It is summer of 1981. Ned Weeks (Mark Ruffalo) is an openly gay writer from New York City who travels to Fire Island Pines on Long Island to celebrate the birthday of his friend Craig Donner (Jonathan Groff) at a house on the beach. Other friends in attendance include Mickey Marcus (Joe Mantello) and the charismatic Bruce Niles (Taylor Kitsch), who has recently begun dating Craig. Craig is young and appears to be in good health. While walking on the beach, however, Craig feels dizzy and collapses. Later, when blowing out the candles on his birthday cake, Craig begins to cough repeatedly.
While traveling back to New York City, Ned reads an article in The New York Times titled "Rare Cancer Diagnosed in 41 Homosexuals." Back in the city, he visits the offices of Dr. Emma Brookner (Julia Roberts), a physician who has seen many patients unexpectedly afflicted with the symptoms of rare diseases that normally wouldn't harm people unless their immune systems have been compromised. All of these cases seem to be appearing in gay men. In the waiting room, Ned meets Sanford (Stephen Spinella), a patient whose face and hands are marked with skin lesions caused by Kaposi's sarcoma, a rare cancer. Brookner examines Ned, but finds that he does not have the symptoms of this disease. She asks Ned to help her raise awareness of this disease within the gay community.

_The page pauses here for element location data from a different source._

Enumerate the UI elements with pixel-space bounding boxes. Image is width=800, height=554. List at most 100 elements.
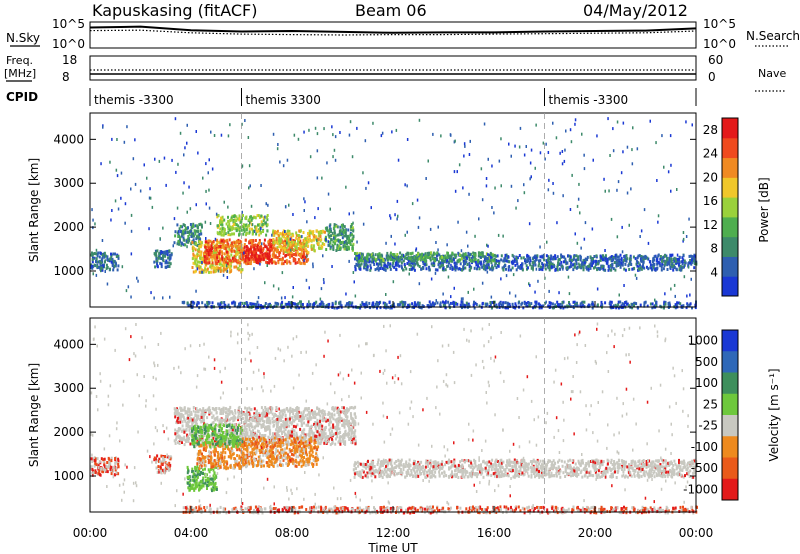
heatmap-cell (262, 216, 265, 220)
heatmap-cell (340, 223, 343, 227)
heatmap-cell (614, 268, 617, 272)
heatmap-cell (441, 261, 444, 265)
heatmap-cell (651, 302, 654, 306)
heatmap-cell (502, 301, 505, 305)
heatmap-cell (97, 464, 100, 468)
heatmap-cell (173, 241, 176, 245)
heatmap-cell (280, 237, 283, 241)
heatmap-cell (348, 236, 351, 240)
heatmap-cell (611, 262, 614, 266)
heatmap-cell (454, 265, 457, 269)
heatmap-cell (242, 248, 245, 252)
heatmap-cell (368, 301, 371, 305)
heatmap-cell (550, 254, 553, 258)
heatmap-cell (233, 255, 236, 259)
heatmap-cell (651, 306, 654, 310)
heatmap-cell (415, 247, 418, 251)
heatmap-cell (216, 253, 219, 257)
heatmap-cell (286, 241, 288, 245)
heatmap-cell (280, 296, 283, 300)
heatmap-cell (289, 250, 292, 254)
heatmap-cell (166, 249, 169, 253)
heatmap-cell (437, 225, 439, 229)
heatmap-cell (217, 214, 220, 218)
velocity-heatmap (90, 322, 698, 515)
heatmap-cell (104, 468, 107, 472)
heatmap-cell (91, 471, 94, 475)
heatmap-cell (201, 301, 204, 305)
heatmap-cell (169, 295, 171, 299)
heatmap-cell (192, 300, 195, 304)
heatmap-cell (550, 265, 553, 269)
heatmap-cell (243, 245, 246, 249)
heatmap-cell (554, 257, 557, 261)
heatmap-cell (554, 268, 557, 272)
heatmap-cell (616, 120, 619, 124)
heatmap-cell (267, 411, 270, 415)
heatmap-cell (247, 262, 250, 265)
heatmap-cell (346, 235, 349, 239)
heatmap-cell (352, 235, 355, 239)
heatmap-cell (256, 258, 259, 262)
heatmap-cell (107, 464, 110, 468)
heatmap-cell (551, 263, 554, 267)
heatmap-cell (295, 231, 298, 235)
heatmap-cell (273, 239, 276, 243)
heatmap-cell (332, 133, 334, 137)
heatmap-cell (250, 252, 253, 256)
heatmap-cell (497, 264, 500, 268)
heatmap-cell (315, 300, 318, 304)
heatmap-cell (628, 268, 631, 271)
heatmap-cell (256, 413, 259, 417)
heatmap-cell (238, 240, 241, 244)
heatmap-cell (210, 255, 212, 259)
heatmap-cell (479, 253, 482, 257)
heatmap-cell (548, 289, 550, 293)
heatmap-cell (98, 469, 101, 473)
heatmap-cell (445, 257, 447, 261)
heatmap-cell (556, 255, 559, 259)
heatmap-cell (635, 276, 638, 280)
heatmap-cell (223, 200, 225, 204)
heatmap-cell (295, 246, 298, 250)
heatmap-cell (659, 257, 662, 261)
heatmap-cell (693, 266, 696, 270)
heatmap-cell (210, 249, 213, 253)
heatmap-cell (155, 460, 157, 464)
heatmap-cell (115, 262, 117, 266)
heatmap-cell (241, 301, 244, 305)
heatmap-cell (561, 255, 564, 259)
heatmap-cell (677, 261, 680, 265)
heatmap-cell (290, 248, 292, 252)
heatmap-cell (379, 259, 382, 263)
heatmap-cell (205, 255, 208, 259)
heatmap-cell (533, 304, 536, 308)
heatmap-cell (96, 254, 99, 258)
heatmap-cell (685, 306, 688, 310)
heatmap-cell (465, 256, 468, 260)
heatmap-cell (344, 231, 347, 235)
heatmap-cell (590, 259, 593, 263)
heatmap-cell (512, 273, 515, 277)
heatmap-cell (165, 462, 168, 465)
heatmap-cell (306, 258, 309, 262)
heatmap-cell (510, 154, 512, 158)
heatmap-cell (294, 261, 297, 265)
frequency-right-label: Nave (758, 67, 786, 80)
heatmap-cell (259, 240, 261, 244)
heatmap-cell (183, 435, 186, 439)
heatmap-cell (397, 259, 400, 263)
heatmap-cell (326, 226, 329, 230)
heatmap-cell (534, 166, 536, 170)
heatmap-cell (411, 202, 414, 206)
heatmap-cell (493, 257, 496, 261)
heatmap-cell (693, 257, 696, 261)
heatmap-cell (527, 259, 530, 263)
heatmap-cell (553, 257, 556, 261)
heatmap-cell (578, 265, 581, 269)
heatmap-cell (309, 155, 312, 159)
heatmap-cell (308, 441, 311, 444)
power-colorbar-swatch (722, 157, 738, 178)
heatmap-cell (455, 301, 457, 305)
heatmap-cell (193, 229, 196, 233)
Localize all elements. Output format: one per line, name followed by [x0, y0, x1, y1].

Craig suddenly suffers violent convulsions and is rushed to the hospital with Ned, Mickey, and Bruce where he is later pronounced dead. Brookner recognizes Bruce, noting that he is the former boyfriend of another one of her patients who recently died. Ned organizes a gathering at his home where many local gay men are invited to hear Brookner share information about the disease. Though she lacks conclusive evidence, she states her belief that the illness is sexually transmissible and that they should all avoid having sex for the time being to prevent new transmissions. Most attendees question her belief. She notes that few medical journals appear interested in publishing anything on this disease which is mostly affecting homosexual men. Ned announces that he wants to start an organization to spread information about the disease and provide services to those who have been infected.
Brookner and Ned visit a local hospital where several of her sick patients are in critical condition with an illness that is now being referred to as gay-related immune deficiency (GRID). They stay in rooms that many hospital staff are afraid to enter for fear of contracting the disease. Ned, Bruce, Mickey, and several other friends including Tommy Boatwright (Jim Parsons) establish a community organization called Gay Men's Health Crisis (GMHC). The organization sponsors fundraisers for research on the disease now called AIDS and establishes a telephone hotline, counseling, and other services. Over Ned's objections, they elect Bruce their President. Ned arranges for his older brother, lawyer Ben Weeks (Alfred Molina), to provide free legal advice to the GMHC. The two brothers are close, but there remains an underlying tension over Ben's lack of understanding of Ned's sexuality. Ned contacts gay New York Times reporter Felix Turner (Matt Bomer), hoping that he can use his media connections to publish more stories about the unfolding health crisis. Felix laments that it's difficult getting any mainstream newspapers to report much information on AIDS. The two begin a romantic relationship.
The disease continues to spread and claim lives. Bruce attempts to travel to Phoenix with his boyfriend Albert (Finn Wittrock), who is dying, so that Albert can see his mother one more time. The airline refuses at first to fly the plane with sick Albert on board. When they do eventually get to Phoenix, Albert dies following a period of dementia. The hospital doctors refuse to examine him and issue a death certificate, and instead throw him out with the garbage while Bruce bribes a funeral home to cremate his body without a death certificate. Brookner attempts to obtain grant money to continue researching AIDS, but her efforts are rejected by government officials who do not see AIDS as a priority. Ned, meanwhile, is kicked out of GMHC for his combative and aggressive tactics to promote awareness of AIDS, which is causing tension within the group.
Felix comes down with symptoms and his body wastes away as the disease claims his life. Felix arranges for a will with the help of Ben, and leaves everything he has to Ned. The two state their love for one another at the hospital before Felix dies. A few days later, Ned visits his alma mater, Yale University, where a Gay Week is being hosted by the students. He admires how young men and women are able to dance with one another openly, without fear of discrimination.
Information is displayed about the growing number of people developing AIDS, as Tommy's Rolodex pile (the contact info of his friends who have died from AIDS) grows bigger, eventually including Bruce Niles.